For the record I’m not really a fan of crafting. We got a few arty-crafty sets for the threenager’s birthday and each time she pulls one out from the cupboard (I really need to get better at hiding stuff) I wince at the thought of spending the next half an hour trying and failing to reproduce random stuff out of lolly sticks and tissue paper as per the picture on the box. It’s not that I’m lazy (I am a bit), it’s just the thought of the mess and inevitable disagreements over keeping the glue off the carpet seem like too much hassle most of the time. I also find myself being a bit of a control freak about doing things properly and nagging her to put lids back on pens (imagine Monica from ‘Friends’ but without the tidy apartment). 

It was during one such session the other day, involving the construction of a scene from ‘Frozen’ using stick on jewels and shiny paper (yes, it was as shit as it sounds) that I had an epiphany: it actually doesn’t matter how the thing looks when we’re finished, or whether we’ve correctly placed every last sequin in its designated spot – and in a weird way that made me feel better.  So there I was; liberated from the misery of copying-what’s-on-the-box-crafting and instead embracing ‘free-style crafting’ (I may patent that). But I’m afraid there might be more to my crafting aversion than giving a shit what the end product looks like.

What is it then about crafting that really puts me off?  The real answer is, I think its going to be boring.  There, I admitted it.  Since becoming a stay-at-home-mum I’ve discovered that life is more and more about the simple things: day to day challenges are less complex than my former working life and more importantly less intellectually demanding.  Its a stick I beat myself with more and more lately, being with my own kid shouldn’t be boring, but I’m afraid crafting just is.  I chose to take a career break and be a stay-at-home mum, and don’t get me wrong life is much easier than it was during the first year, but its a tough transition to make and even now when I don’t feel like I’m enjoying my ‘new role’ I end up concluding “I’m just not built to be a mother”.  Which is being pretty unfair on myself.      

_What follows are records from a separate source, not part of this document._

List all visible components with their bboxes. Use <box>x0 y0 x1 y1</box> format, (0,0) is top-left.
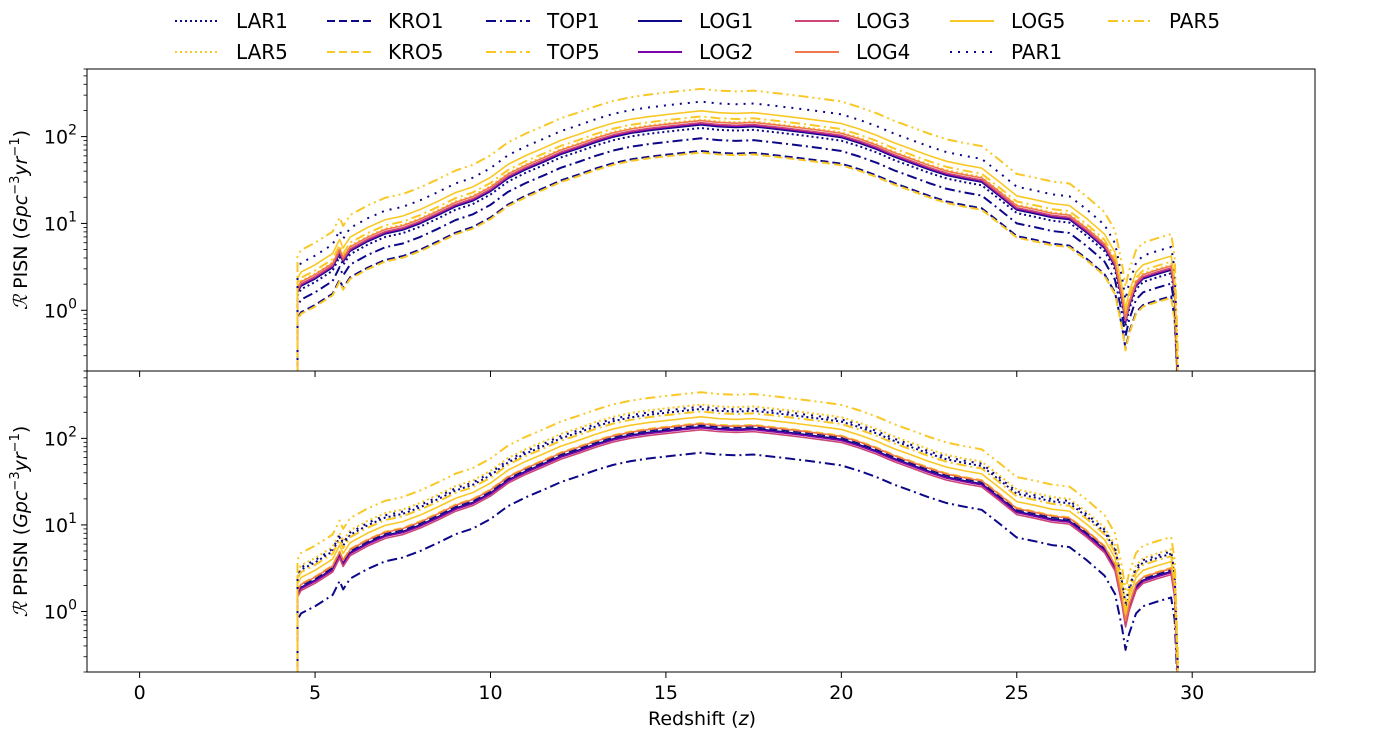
x-tick-label: 20 <box>829 682 853 704</box>
panel-frame <box>86 370 1316 673</box>
series-ppisn-log4 <box>296 422 1179 672</box>
x-tick-label: 5 <box>309 682 321 704</box>
y-tick-label: 100 <box>44 296 77 322</box>
series-pisn-log1 <box>296 124 1179 371</box>
legend-label-kro5: KRO5 <box>388 40 443 64</box>
series-pisn-kro5 <box>296 151 1178 371</box>
series-ppisn-top1 <box>296 451 1179 672</box>
series-pisn-log3 <box>296 121 1179 371</box>
legend-label-top5: TOP5 <box>546 40 600 64</box>
series-ppisn-lar5 <box>296 403 1180 672</box>
legend-label-log5: LOG5 <box>1011 9 1065 33</box>
series-pisn-log4 <box>296 119 1179 371</box>
legend-label-lar1: LAR1 <box>236 9 288 33</box>
series-ppisn-log1 <box>296 425 1179 672</box>
legend-label-par1: PAR1 <box>1011 40 1062 64</box>
x-tick-label: 10 <box>478 682 502 704</box>
y-axis-label-pisn: ℛ PISN (Gpc−3yr−1) <box>8 130 32 310</box>
y-tick-label: 100 <box>44 597 77 623</box>
series-ppisn-log3 <box>296 429 1179 672</box>
legend-label-top1: TOP1 <box>546 9 600 33</box>
legend-label-lar5: LAR5 <box>236 40 288 64</box>
series-pisn-lar5 <box>296 118 1179 371</box>
legend-label-kro1: KRO1 <box>388 9 443 33</box>
legend-label-par5: PAR5 <box>1169 9 1220 33</box>
legend-label-log4: LOG4 <box>856 40 910 64</box>
y-tick-label: 102 <box>44 424 77 450</box>
legend: LAR1 LAR5 KRO1 KRO5 TOP1 TOP5 LOG1 LOG2 LOG3 LOG4… <box>175 9 1220 64</box>
legend-label-log1: LOG1 <box>699 9 753 33</box>
legend-label-log3: LOG3 <box>856 9 910 33</box>
series-ppisn-lar1 <box>296 407 1179 672</box>
series-pisn-log2 <box>296 122 1179 371</box>
series-ppisn-log2 <box>296 427 1179 672</box>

I reckon it comes down to expectations too – of myself more than anything I suppose.  I am someone who cares what others think, and I have been known to dwell way too much on past conversations, looking for what the person really meant (trust me, its exhausting), and I wonder if the whole self-conscious thing has crept in here.  On its own it seems trivial to think about what other mums achieve during ‘crafting hour’ (thanks Pinterest), assuming anyone else even bothers.  But it feels like one of those things that ‘good mums’ would do, along with baking and trips to the museum. Don’t get me wrong I’ve done those things but I wouldn’t say I’ve always had a blast doing them.  A friend of mine is on a WhatsApp group with other NCT mums and the competitive ones are always announcing whatever leaps in development their little angels have made, along with photos of reward charts filled up with gold stars, as if it’s a race to achieve milestones like potty training before anyone else.  It makes me wonder why they feel the need to only share the good bits and not have a giggle about the inevitable screw-ups along the way.  Maybe we’re all just nervously watching each other hoping we’re doing ‘mothering’ right.